Autologous hematopoietic stem cell transplantation (auto-HCT) is common in patients with Multiple Myeloma (MM). Nina Shah, from the Hematology-Oncology Department, University of California San Francisco, and colleagues, performed a retrospective analysis of hospital charts for patients with MM undergoing auto-HCT. The aim of the study was to evaluate the differences in clinical characteristics and outcomes of inpatient versus outpatient treatment. The analysis considered patients with auto-HCT therapy between January 2008 and December 2012.
- Patients enrolled in the study: n = 1046; inpatients = 669 vs outpatients = 377
- Average patient age: inpatients vs outpatients = 58 (34–78) vs 62 (31–82)
- Out-pts were significantly younger than inpatients: P < 0.001
- Primary endpoints: unscheduled admissions, Treatment-Related Mortality (TRM), Grade 2–4 Adverse Events (AEs) and average cost of auto-HCT
- Secondary endpoints: Overall Response Rates (ORR), Progression-Free Survival (PFS) and Overall Survival (OS)
- Treatment-related mortality: inpatients vs outpatients = 10 patients (1.5%) vs 1 patient (0.3%), P = 0.10
- Complete Response (CR): inpatients vs outpatients = 89.5% vs 5%, P < 0.001
- Two-year PFS: inpatients vs outpatients = 50% vs 60%, HR = 0.7, 95% CI (0.6–0.9), P = 0.005
- Two-year OS: inpatients vs outpatients = 77% vs 83%, HR = 0.6, 95% CI (0.4–0.9), P = 0.01
- Average cost of transplant: inpatients vs outpatients = US$416,154 vs US$292,572
- Non-hematologic Adverse Events (AEs):
- Grade 2–5: inpatients vs outpatients = 552 (83%) vs 277 (73%)
- 55% outpatients required hospital admission within 30 days of stem cell infusion; 42% due to neutropenic fever
- Neutropenic fever: inpatients vs outpatients = 381 vs 154, P < 0.001
The outpatient group had a lower incidence of AEs and better PFS and OS. The authors suggested that these findings can be attributed to the more favorable baseline characteristics of the outpatient group, as they were younger, had a less advanced disease and fewer co-morbidities. Although a high number of outpatients required hospital admission (80%), they had fewer AEs and there was no significant difference between the two groups for treatment-related mortality.

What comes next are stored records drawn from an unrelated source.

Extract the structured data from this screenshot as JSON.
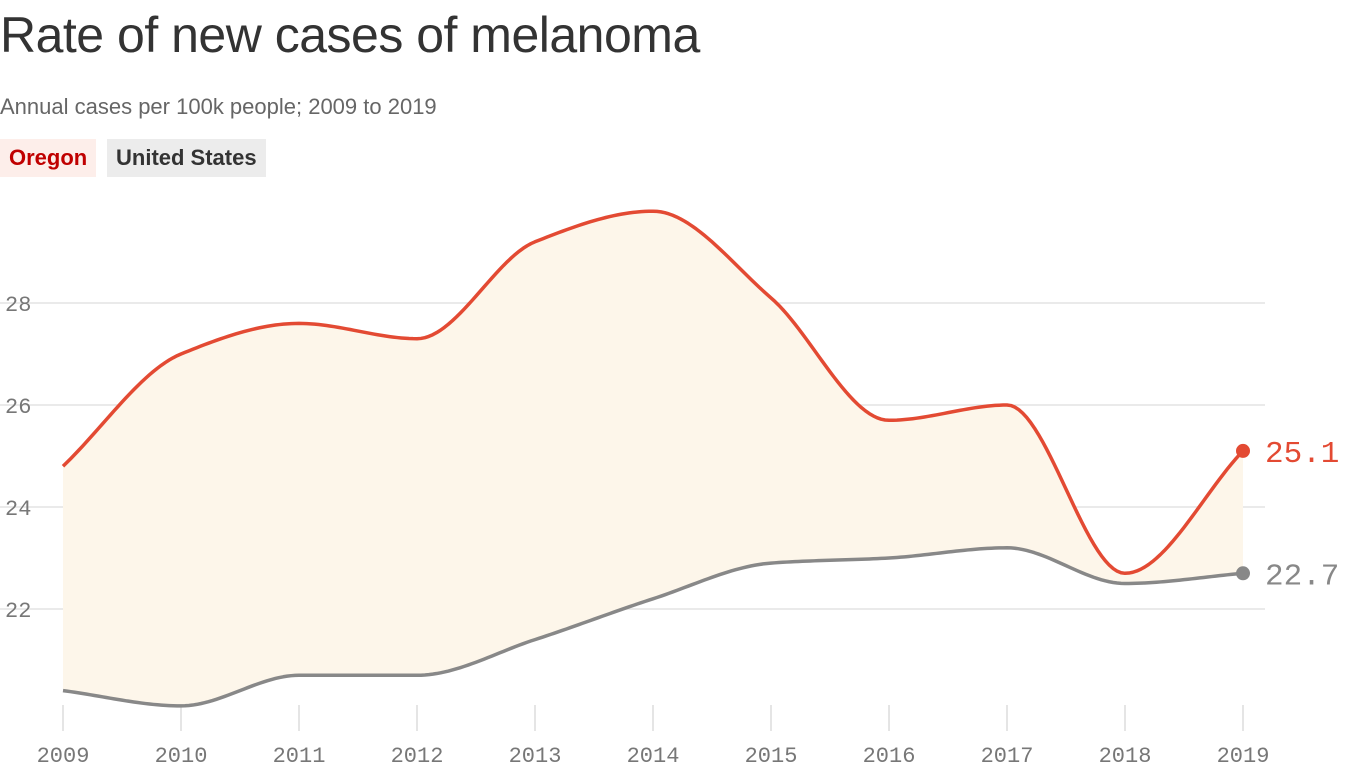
{
  "chart_data": {
    "type": "line",
    "title": "Rate of new cases of melanoma",
    "subtitle": "Annual cases per 100k people; 2009 to 2019",
    "x": [
      2009,
      2010,
      2011,
      2012,
      2013,
      2014,
      2015,
      2016,
      2017,
      2018,
      2019
    ],
    "x_tick_labels": [
      "2009",
      "2010",
      "2011",
      "2012",
      "2013",
      "2014",
      "2015",
      "2016",
      "2017",
      "2018",
      "2019"
    ],
    "y_ticks": [
      22,
      24,
      26,
      28
    ],
    "y_tick_labels": [
      "22",
      "24",
      "26",
      "28"
    ],
    "ylim": [
      20.0,
      30.0
    ],
    "grid": true,
    "legend_placement": "top-left",
    "shaded_area_between_series": true,
    "series": [
      {
        "name": "Oregon",
        "color": "#e34a33",
        "label_bg": "#fdeeea",
        "label_color": "#c00000",
        "values": [
          24.8,
          27.0,
          27.6,
          27.3,
          29.2,
          29.8,
          28.1,
          25.7,
          26.0,
          22.7,
          25.1
        ],
        "end_label": "25.1"
      },
      {
        "name": "United States",
        "color": "#888888",
        "label_bg": "#ececec",
        "label_color": "#333333",
        "values": [
          20.4,
          20.1,
          20.7,
          20.7,
          21.4,
          22.2,
          22.9,
          23.0,
          23.2,
          22.5,
          22.7
        ],
        "end_label": "22.7"
      }
    ],
    "area_color": "#fdf6ea"
  }
}
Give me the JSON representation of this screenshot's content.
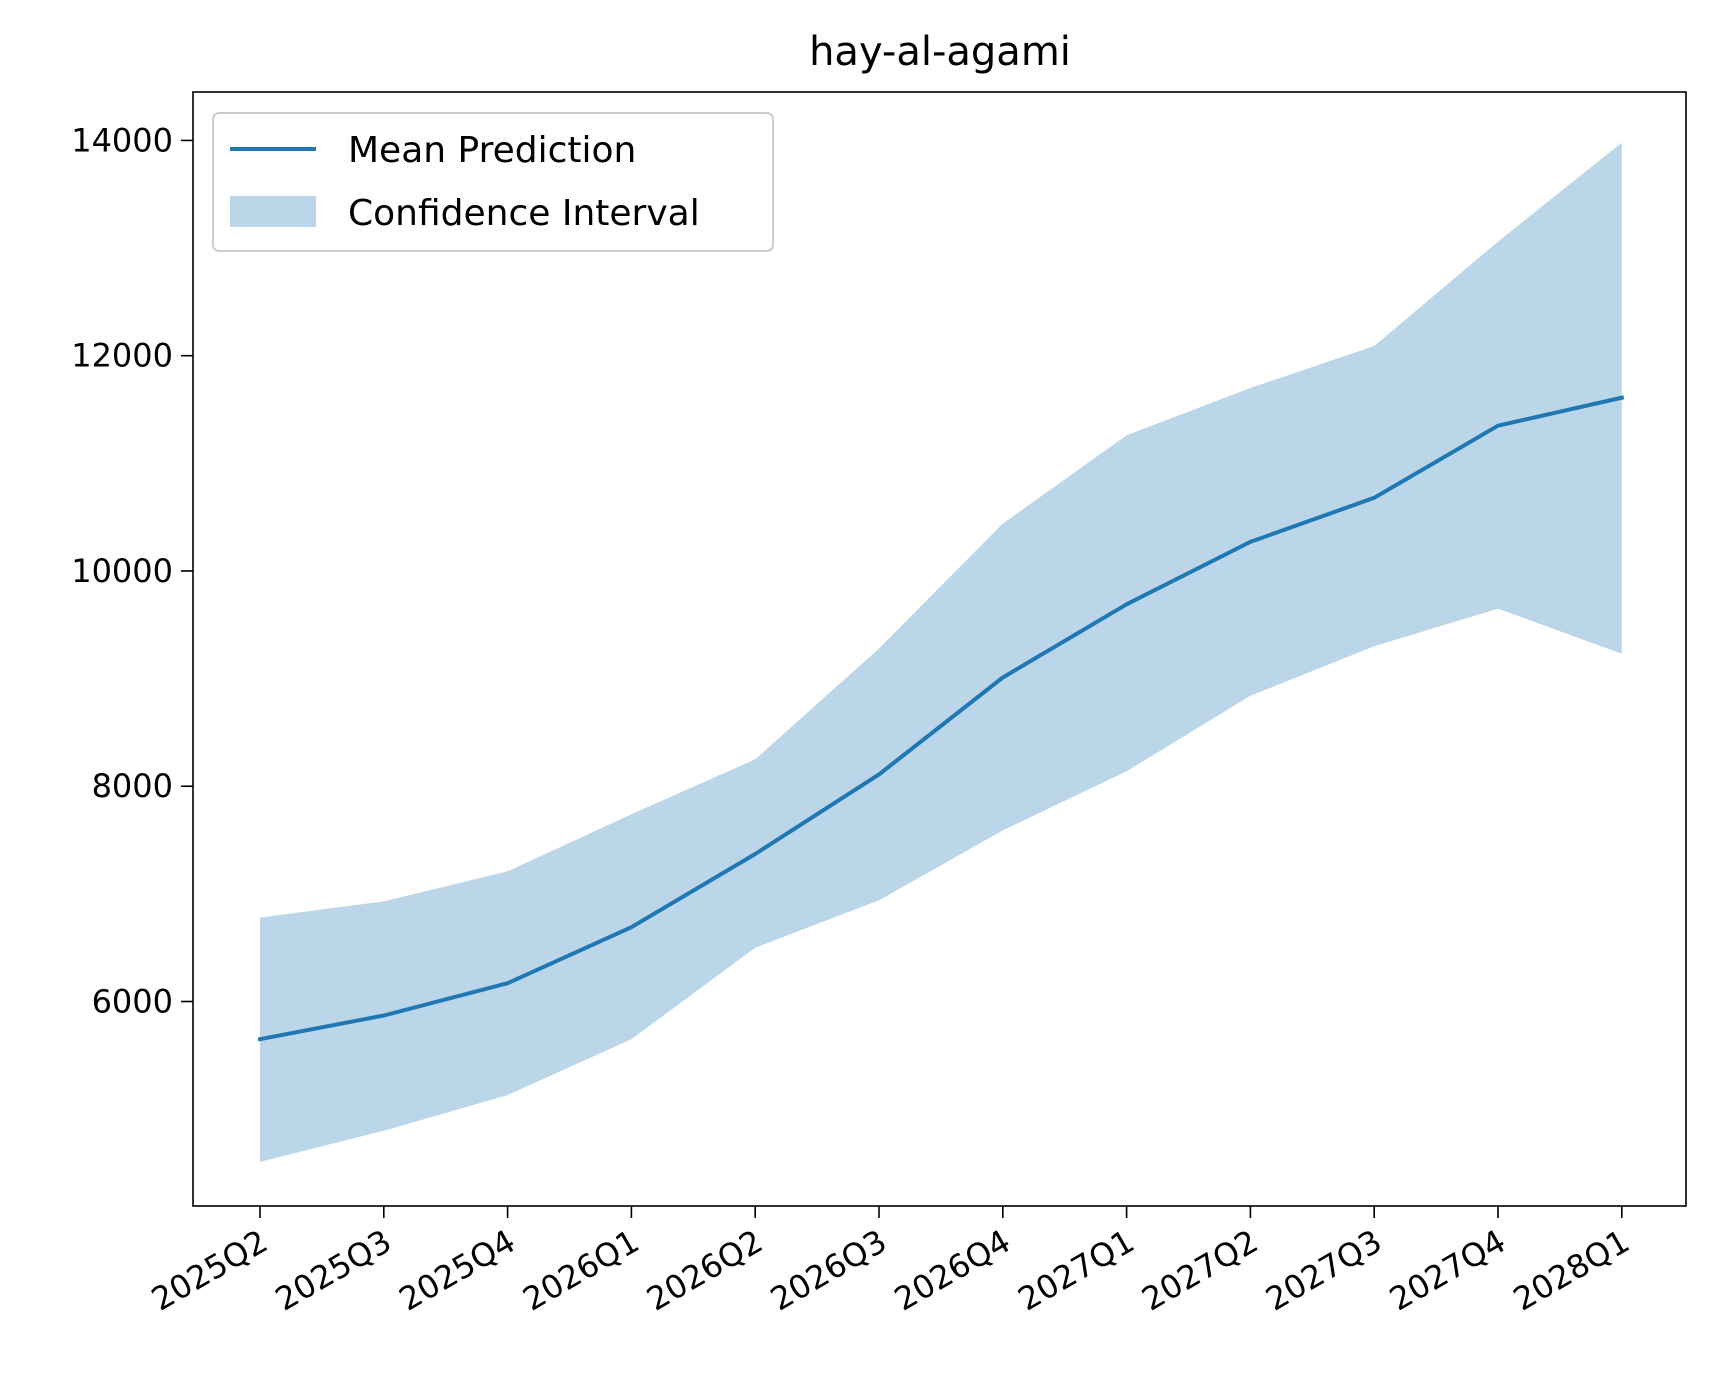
{
  "chart_data": {
    "type": "line",
    "title": "hay-al-agami",
    "xlabel": "",
    "ylabel": "",
    "categories": [
      "2025Q2",
      "2025Q3",
      "2025Q4",
      "2026Q1",
      "2026Q2",
      "2026Q3",
      "2026Q4",
      "2027Q1",
      "2027Q2",
      "2027Q3",
      "2027Q4",
      "2028Q1"
    ],
    "series": [
      {
        "name": "Mean Prediction",
        "values": [
          5650,
          5870,
          6170,
          6690,
          7370,
          8110,
          9010,
          9690,
          10270,
          10680,
          11350,
          11610
        ],
        "color": "#1f77b4"
      }
    ],
    "confidence_interval": {
      "name": "Confidence Interval",
      "lower": [
        4510,
        4800,
        5130,
        5650,
        6500,
        6940,
        7590,
        8140,
        8840,
        9300,
        9650,
        9230
      ],
      "upper": [
        6780,
        6930,
        7210,
        7740,
        8250,
        9280,
        10440,
        11260,
        11700,
        12090,
        13060,
        13980
      ],
      "color": "#1f77b4",
      "alpha": 0.3
    },
    "yticks": [
      6000,
      8000,
      10000,
      12000,
      14000
    ],
    "ylim": [
      4100,
      14450
    ],
    "grid": false,
    "legend_position": "top-left"
  }
}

This, therefore, suggests that the outpatient setting for auto-HCT can be carried out safely, with further study required to fully evaluate symptoms and quality of life for patients in this group. It must also be noted that this study was limited to some extent by patient bias, and future comparisons would need to be carried out using patients with more closely related baseline characteristics. However, this provides positive news for patients, for whom outpatient experiences are often viewed more favorably, and hospital trusts, as they would benefit from reduced overall treatment costs. However, patients need to be assessed on an individual basis.